Nomura: “BOOM, Roasted: The Fed’s “Clown Car” Experiment Is Now Complete”

Thursday, March 21, 2019
By Paul Martin

by Tyler Durden
Thu, 03/21/2019

In the aftermath of the Fed’s second consecutive dovish capitulation, which while framed as a response to the slowing economy (a slowdown which the Fed completely missed as recently as December when 9 FOMC officials expected 1 or more rate hikes and now expect 0) but was really meant to support assets, many have taken turns to urinate and/or defecate on the grave of Fed credibility, the latest among them Nomura’s Charlie McElligott, who this morning derives an intense pleasure, and feels “vindicated” as “the Fed’s hilarious tightening / normalization “clown car” experiment (and ensuing credibility farce) is now complete.”

To avoid “diluting” his stream (of consciousness and/or metaphorical Fed graveyard micturation), we will present his full rant as extracted from his morning post in its entirety, just as a #timestamp for posterity, which may one day be curious when it all started to turn for the modern-day central planners.


Outside of this morning’s Brexit spasm…I’m going all-in on the Fed and our worst “Balance-Sheet Recession” past / “Japanifcation” / “end-of-cycle” worst fears seemingly being confirmed, which now looks to have indeed set us permanently stuck within “The QE Trap.” Richard Koo quotes, hashtags AND Wu Tang Clan references….get it all “hot” below.


Allow me to get this off my chest immediately: the Fed’s hilarious tightening / normalization “clown car” experiment (and ensuing credibility farce) is now complete, and I feel….vindicated.

I was openly dismissed / laughed-at by many, many investors late last Spring – early last Summer when I first-posited my “UST steepener” call (specifically expressed in a 5s30s curve cap) off the back of my long-held 2018 “Two Speed Year” thesis, based-upon a then-building “tightening ourselves into a slowdown” impulse which would metastasize- then-force the Fed to pivot away from “tightening” and towards “easing” as early as 2019—all because the market would experience a late 2018 “Financial Conditions Tightening Tantrum.”

BOOM, roasted.

Obviously this “Fed credibility loss” dynamic is nothing new for the institution, and in this case, the issue isn’t so much about the (pathetic) flip-flop driven by their tone-deaf failings last year into this year. Remember, three months ago the FOMC was projecting two hikes this year—now they’ve not just ‘nuked’ those to ZERO, but they also had to “TAPER THEIR TAPER” lolol—which net/net AGAIN shows a remarkably consistent inability from the Fed to see things coming which the market “somehow” consistently ‘does’ see. Thus, the Fed’s perpetually reactive / defensive posture (and fear of their own shadow).

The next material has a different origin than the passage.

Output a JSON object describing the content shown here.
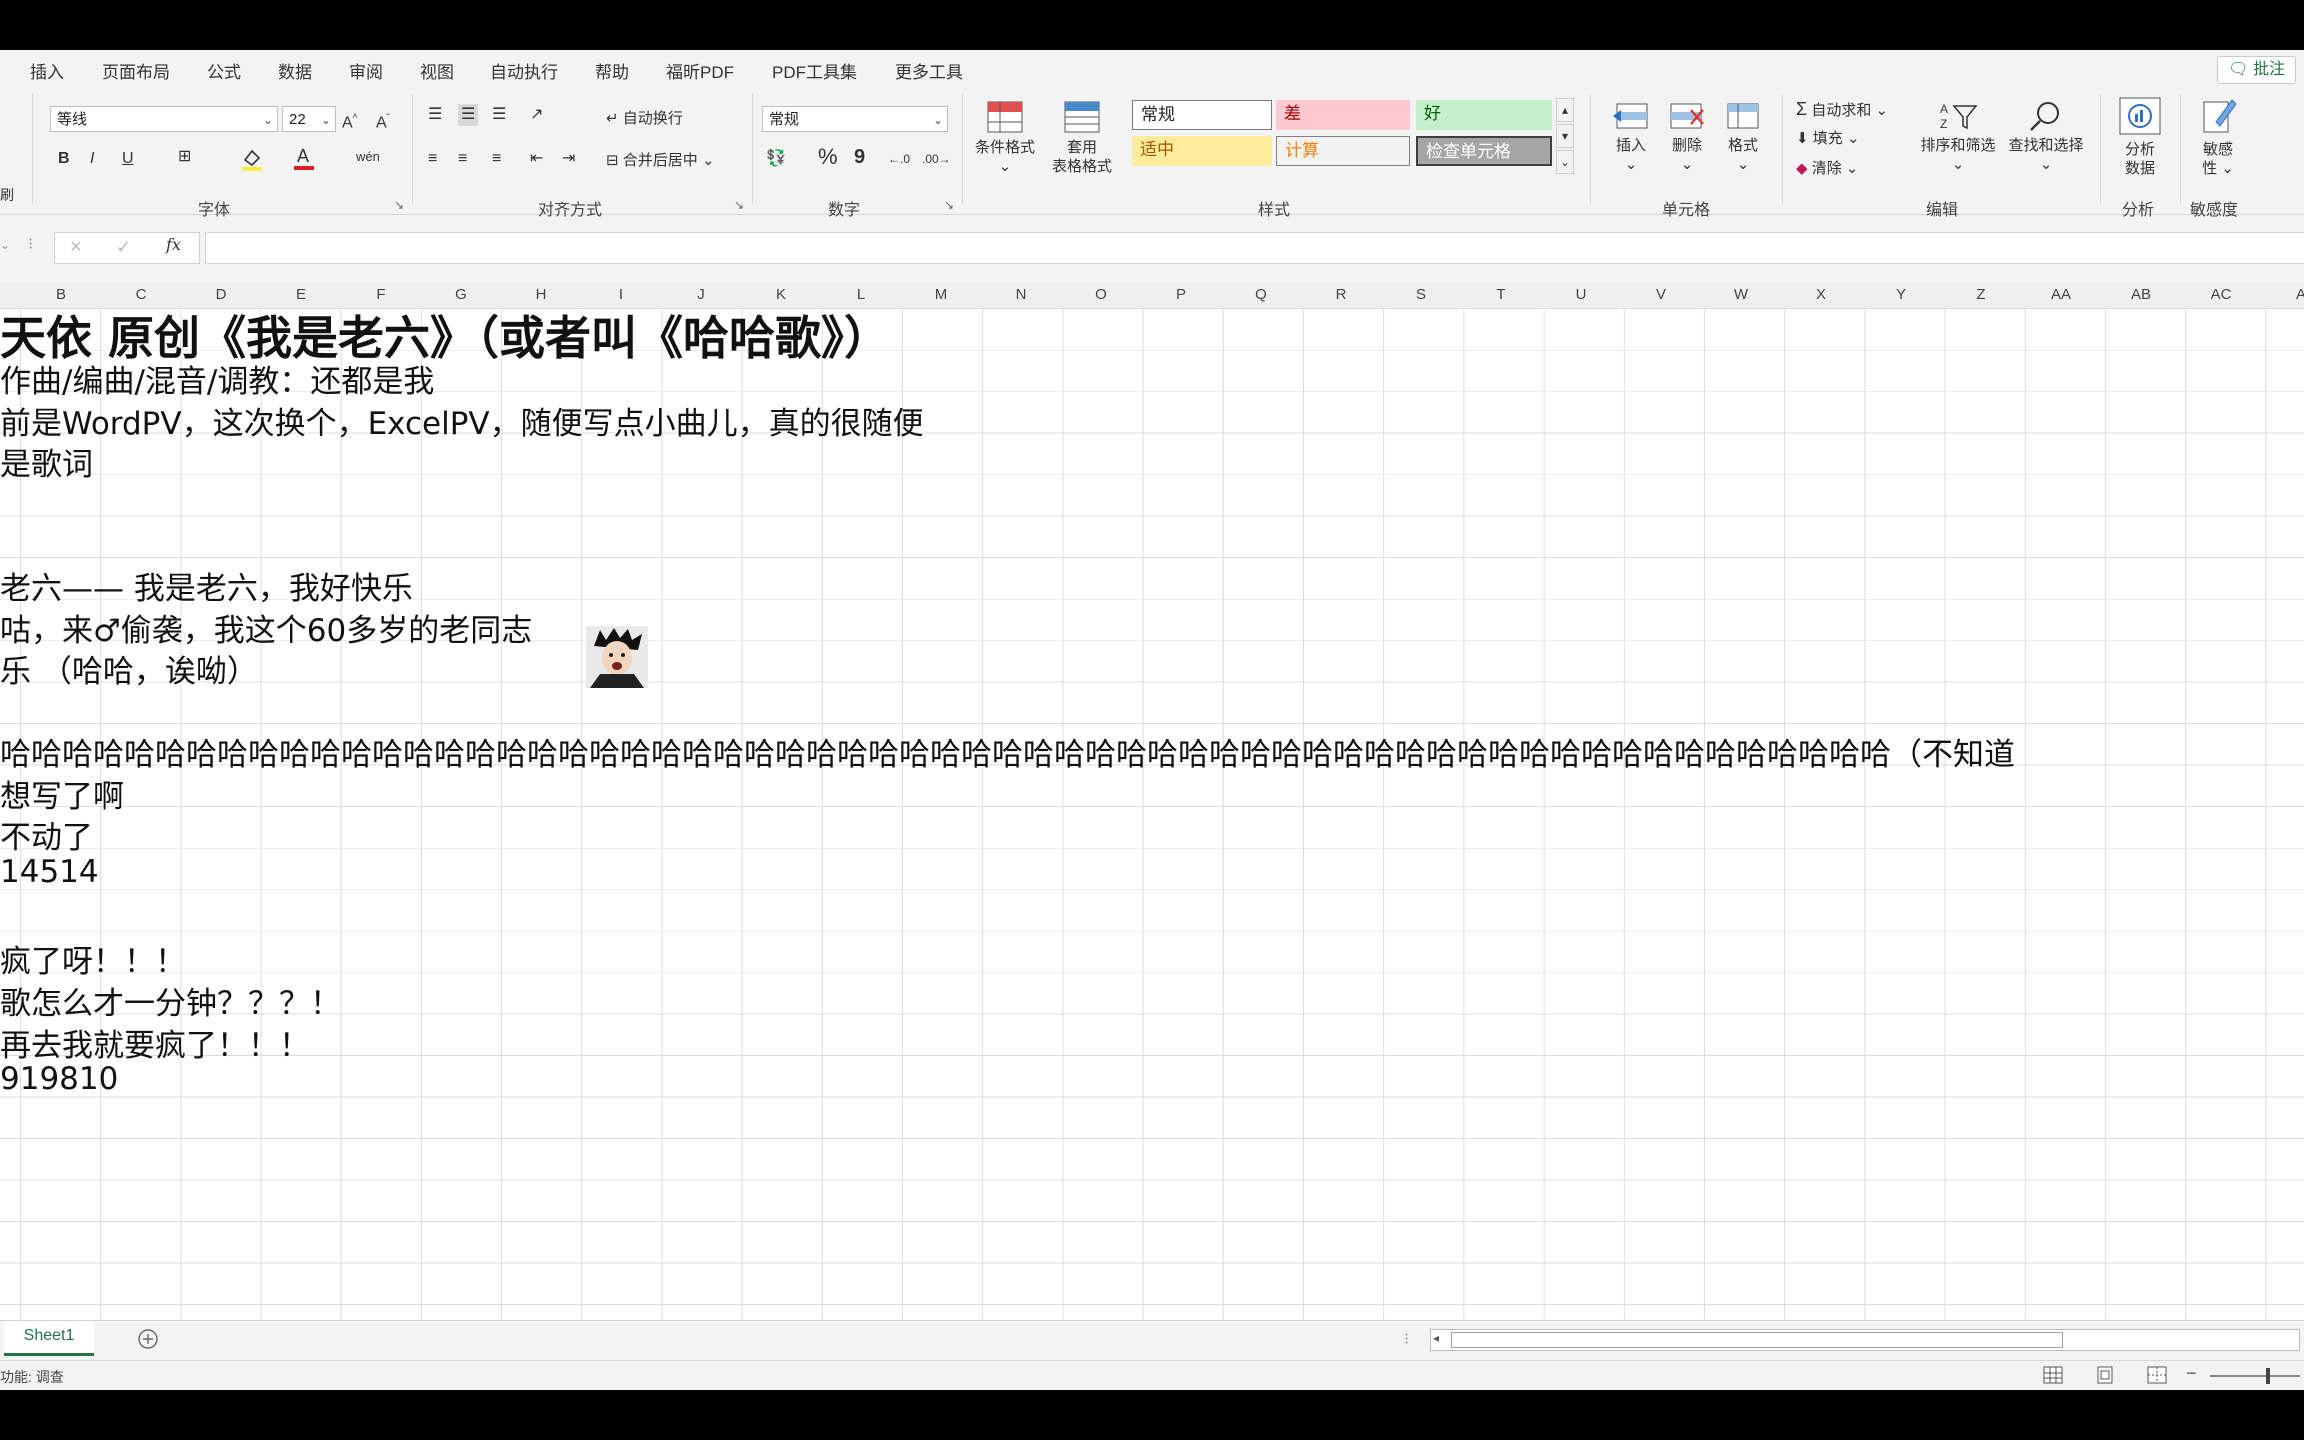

Instead and on a larger horizon, the Fed’s credibility issue is about the simple-fact that for over 10 years now, market participants have already long-realized that, per the lessons of Japan from 1990-2005, the U.S. variety “balance-sheet recession” of 2007-09 would then lead us down the path of “the QE trap”…and here we are, “realizing” in real-time.